X_test ndarray / DataFrame The test (hold-out) feature matrix.
y_test ndarray / Series The test (hold-out) target array.
X_val ndarray / DataFrame (Optional) A secondary validation feature matrix.
y_val ndarray / Series (Optional) A secondary validation target array.
feature_names List[str] (Optional) Explicit feature names. If not provided and inputs are DataFrames, column names are used.
config ModelDoctorConfig (Optional) Custom configuration object to override default thresholds and active Doctors.
progress_callback Callable (Optional) A function fn(message: str) that receives progress updates.

Outputs

The function returns a Report object, which contains: - health_score: A float from 0 to 100. - findings: A list of Finding objects containing diagnostic evidence. - prescriptions: Actionable recommendations generated by the PrescriptionEngine. - model_passport: Metadata about the evaluated model and datasets.

Configuration

You can override default diagnostic thresholds by passing a ModelDoctorConfig object.
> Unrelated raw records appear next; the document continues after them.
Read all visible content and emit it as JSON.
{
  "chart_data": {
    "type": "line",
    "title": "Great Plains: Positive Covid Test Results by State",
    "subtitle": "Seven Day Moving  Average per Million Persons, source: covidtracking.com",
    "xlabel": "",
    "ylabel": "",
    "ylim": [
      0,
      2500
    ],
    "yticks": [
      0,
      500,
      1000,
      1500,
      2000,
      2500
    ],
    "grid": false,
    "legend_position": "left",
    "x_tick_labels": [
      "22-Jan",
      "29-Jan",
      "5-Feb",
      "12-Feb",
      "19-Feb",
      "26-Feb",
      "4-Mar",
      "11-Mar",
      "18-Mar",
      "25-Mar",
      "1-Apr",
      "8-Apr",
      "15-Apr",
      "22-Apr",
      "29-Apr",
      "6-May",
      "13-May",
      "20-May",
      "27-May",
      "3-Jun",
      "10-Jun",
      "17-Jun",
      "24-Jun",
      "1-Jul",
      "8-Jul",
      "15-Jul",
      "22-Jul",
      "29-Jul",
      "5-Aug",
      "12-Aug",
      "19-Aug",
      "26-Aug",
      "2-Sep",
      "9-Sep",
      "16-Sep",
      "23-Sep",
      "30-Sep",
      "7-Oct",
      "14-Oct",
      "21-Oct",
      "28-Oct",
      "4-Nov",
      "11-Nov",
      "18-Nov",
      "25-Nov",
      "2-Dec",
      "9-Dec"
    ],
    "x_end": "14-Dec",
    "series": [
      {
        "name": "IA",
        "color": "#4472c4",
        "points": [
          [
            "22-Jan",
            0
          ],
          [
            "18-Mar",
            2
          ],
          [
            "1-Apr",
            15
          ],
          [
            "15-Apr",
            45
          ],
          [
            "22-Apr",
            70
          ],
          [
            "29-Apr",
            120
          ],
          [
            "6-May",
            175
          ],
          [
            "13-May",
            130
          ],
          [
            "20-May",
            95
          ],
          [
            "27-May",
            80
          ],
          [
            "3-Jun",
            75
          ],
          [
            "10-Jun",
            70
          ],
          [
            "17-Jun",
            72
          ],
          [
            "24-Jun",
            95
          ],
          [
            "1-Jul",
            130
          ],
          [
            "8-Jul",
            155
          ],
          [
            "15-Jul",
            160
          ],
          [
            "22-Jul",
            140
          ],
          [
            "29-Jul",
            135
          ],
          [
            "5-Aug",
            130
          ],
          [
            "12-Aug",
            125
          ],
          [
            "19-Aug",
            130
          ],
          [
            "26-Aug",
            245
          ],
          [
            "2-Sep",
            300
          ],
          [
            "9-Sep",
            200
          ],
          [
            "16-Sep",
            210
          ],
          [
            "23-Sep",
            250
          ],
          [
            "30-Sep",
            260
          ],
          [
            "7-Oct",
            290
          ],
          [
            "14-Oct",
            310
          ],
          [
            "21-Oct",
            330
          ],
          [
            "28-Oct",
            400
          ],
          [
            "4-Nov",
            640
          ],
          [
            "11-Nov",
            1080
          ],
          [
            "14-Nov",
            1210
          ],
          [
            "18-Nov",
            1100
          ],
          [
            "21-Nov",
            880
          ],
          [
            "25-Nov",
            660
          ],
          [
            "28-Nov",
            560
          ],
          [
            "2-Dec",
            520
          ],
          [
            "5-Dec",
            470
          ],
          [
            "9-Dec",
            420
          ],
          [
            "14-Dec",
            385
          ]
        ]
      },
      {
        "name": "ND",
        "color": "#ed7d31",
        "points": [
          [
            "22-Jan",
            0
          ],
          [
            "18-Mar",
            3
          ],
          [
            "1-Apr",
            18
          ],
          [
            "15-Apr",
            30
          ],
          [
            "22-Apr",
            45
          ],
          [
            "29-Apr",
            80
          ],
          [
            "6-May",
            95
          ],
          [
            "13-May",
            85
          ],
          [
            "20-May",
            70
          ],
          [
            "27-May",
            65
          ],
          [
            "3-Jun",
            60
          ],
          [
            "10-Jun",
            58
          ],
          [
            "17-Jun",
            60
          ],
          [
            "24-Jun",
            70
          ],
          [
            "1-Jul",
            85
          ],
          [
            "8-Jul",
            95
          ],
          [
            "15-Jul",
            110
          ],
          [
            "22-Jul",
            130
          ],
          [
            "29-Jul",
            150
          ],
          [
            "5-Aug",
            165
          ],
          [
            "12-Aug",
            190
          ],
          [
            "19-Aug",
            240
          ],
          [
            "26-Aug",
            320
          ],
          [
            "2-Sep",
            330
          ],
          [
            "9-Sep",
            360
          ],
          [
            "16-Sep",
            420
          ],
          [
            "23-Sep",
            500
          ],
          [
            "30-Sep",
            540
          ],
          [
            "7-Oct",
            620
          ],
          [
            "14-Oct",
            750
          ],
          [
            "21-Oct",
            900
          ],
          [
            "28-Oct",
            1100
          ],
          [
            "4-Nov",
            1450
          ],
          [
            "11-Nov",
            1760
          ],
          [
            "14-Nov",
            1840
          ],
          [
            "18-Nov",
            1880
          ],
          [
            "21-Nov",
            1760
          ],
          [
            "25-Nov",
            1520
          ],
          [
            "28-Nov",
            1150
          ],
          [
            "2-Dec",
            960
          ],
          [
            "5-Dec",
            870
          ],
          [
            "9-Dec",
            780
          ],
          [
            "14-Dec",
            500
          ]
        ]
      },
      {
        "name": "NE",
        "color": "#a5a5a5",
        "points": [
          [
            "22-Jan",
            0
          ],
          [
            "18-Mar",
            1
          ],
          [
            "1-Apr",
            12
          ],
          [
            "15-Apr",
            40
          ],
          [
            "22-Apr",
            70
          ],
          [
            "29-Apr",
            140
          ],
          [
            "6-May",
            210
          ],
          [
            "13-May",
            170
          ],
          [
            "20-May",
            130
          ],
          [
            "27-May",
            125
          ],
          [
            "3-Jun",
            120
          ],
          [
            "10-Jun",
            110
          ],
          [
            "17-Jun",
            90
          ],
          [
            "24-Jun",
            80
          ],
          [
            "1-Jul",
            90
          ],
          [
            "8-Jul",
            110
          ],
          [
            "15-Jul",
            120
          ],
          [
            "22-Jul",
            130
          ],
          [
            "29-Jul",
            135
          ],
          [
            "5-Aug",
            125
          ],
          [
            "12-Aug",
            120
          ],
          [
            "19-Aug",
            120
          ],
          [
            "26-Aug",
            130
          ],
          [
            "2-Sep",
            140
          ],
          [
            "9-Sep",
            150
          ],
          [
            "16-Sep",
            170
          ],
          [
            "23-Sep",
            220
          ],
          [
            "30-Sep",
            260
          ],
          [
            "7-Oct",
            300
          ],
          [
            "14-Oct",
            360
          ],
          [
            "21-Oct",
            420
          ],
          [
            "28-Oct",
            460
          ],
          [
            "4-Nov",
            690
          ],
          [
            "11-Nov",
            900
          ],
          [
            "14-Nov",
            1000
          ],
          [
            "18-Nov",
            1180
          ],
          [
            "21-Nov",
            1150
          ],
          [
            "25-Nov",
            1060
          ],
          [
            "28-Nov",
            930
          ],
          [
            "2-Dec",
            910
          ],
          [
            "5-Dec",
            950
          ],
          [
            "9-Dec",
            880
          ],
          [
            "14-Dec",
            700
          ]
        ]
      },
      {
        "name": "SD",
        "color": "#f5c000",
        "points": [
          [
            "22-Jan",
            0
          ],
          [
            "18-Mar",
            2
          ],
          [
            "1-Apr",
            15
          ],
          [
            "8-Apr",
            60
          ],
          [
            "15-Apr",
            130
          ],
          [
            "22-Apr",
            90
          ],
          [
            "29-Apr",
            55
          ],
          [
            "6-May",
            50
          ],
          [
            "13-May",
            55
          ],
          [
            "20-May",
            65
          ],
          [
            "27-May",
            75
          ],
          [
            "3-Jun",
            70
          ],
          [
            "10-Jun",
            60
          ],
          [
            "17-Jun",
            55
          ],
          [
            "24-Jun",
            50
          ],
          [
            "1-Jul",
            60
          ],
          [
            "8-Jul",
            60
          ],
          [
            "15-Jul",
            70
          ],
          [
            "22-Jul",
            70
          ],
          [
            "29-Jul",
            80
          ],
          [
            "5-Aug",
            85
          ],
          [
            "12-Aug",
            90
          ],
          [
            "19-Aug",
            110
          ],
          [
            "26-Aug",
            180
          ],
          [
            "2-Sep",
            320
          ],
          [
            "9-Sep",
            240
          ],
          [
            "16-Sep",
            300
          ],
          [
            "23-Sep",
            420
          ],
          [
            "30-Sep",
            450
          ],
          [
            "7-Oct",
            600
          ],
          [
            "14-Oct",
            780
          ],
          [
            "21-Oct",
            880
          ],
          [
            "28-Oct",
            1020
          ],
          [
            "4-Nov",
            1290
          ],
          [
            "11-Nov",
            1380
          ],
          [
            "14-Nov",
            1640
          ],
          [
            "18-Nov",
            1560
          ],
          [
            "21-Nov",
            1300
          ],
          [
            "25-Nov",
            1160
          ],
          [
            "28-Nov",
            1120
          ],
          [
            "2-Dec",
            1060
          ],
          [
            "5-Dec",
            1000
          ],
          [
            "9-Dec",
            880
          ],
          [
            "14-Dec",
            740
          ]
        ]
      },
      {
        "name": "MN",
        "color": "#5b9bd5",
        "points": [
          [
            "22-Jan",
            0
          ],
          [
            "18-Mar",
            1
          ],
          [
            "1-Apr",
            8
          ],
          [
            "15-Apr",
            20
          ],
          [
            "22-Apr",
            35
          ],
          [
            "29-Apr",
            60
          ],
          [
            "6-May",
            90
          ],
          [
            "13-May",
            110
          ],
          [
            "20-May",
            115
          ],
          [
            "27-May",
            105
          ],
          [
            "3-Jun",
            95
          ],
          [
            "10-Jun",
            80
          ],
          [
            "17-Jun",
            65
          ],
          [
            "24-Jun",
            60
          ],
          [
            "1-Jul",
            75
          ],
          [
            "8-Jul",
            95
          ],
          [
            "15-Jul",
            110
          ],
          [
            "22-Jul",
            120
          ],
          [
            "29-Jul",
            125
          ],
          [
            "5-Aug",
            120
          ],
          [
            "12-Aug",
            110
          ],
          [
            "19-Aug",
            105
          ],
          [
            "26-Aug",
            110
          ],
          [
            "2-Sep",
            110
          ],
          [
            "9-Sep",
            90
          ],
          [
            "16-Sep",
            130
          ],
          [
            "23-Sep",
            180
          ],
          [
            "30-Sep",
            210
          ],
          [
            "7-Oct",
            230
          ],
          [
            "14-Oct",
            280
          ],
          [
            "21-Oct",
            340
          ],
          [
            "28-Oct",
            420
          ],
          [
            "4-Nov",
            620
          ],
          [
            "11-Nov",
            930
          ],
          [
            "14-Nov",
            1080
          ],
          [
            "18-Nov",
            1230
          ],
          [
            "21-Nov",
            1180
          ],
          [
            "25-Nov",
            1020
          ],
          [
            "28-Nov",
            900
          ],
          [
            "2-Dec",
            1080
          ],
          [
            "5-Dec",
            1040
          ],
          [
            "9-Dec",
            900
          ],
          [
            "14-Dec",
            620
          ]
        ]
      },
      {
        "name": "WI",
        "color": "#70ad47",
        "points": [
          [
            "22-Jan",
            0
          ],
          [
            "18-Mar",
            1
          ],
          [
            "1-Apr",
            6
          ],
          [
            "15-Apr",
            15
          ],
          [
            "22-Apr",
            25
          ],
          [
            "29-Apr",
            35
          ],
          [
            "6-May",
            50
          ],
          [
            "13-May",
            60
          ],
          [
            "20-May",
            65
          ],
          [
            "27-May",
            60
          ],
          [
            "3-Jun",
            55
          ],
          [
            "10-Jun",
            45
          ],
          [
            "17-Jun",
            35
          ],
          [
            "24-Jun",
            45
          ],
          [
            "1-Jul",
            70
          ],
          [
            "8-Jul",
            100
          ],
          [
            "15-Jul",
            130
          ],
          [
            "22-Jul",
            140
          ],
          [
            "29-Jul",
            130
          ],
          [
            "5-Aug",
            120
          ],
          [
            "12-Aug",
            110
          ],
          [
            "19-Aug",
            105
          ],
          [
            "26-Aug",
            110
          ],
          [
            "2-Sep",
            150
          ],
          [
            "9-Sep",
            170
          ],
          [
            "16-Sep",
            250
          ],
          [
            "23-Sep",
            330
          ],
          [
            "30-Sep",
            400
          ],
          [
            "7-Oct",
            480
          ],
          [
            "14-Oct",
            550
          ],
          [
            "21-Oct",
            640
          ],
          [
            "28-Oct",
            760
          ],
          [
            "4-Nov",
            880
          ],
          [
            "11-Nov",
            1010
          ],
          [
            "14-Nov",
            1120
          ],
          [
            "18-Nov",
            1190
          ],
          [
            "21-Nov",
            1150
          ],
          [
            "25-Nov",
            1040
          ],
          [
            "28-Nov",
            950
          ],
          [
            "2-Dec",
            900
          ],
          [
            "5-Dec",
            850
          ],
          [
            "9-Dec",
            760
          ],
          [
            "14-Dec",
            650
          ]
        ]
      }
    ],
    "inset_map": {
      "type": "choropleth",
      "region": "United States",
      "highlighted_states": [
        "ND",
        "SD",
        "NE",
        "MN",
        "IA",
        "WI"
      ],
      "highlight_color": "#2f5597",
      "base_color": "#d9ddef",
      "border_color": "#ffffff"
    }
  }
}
from modeldoctor import ModelDoctorConfig

# Relax the overfitting threshold
config = ModelDoctorConfig()
config.rules.overfitting_gap_critical = 0.20

report = md.diagnose(..., config=config)

Common Mistakes

  • Passing unfitted models: The model must already be fitted on X_train and y_train.
  • Mismatching shapes: Ensure that the number of features in X_train exactly matches X_test.
  • Target leakage: If y_train is accidentally included as a column in X_train, the LeakageDoctor will flag it immediately.

Performance Notes

ModelDoctor evaluates metrics lazily. However, large datasets (e.g., >1M rows) may cause slow performance during permutation importance calculations if SHAP is not installed. To speed up diagnostics, consider sampling your datasets before passing them to diagnose().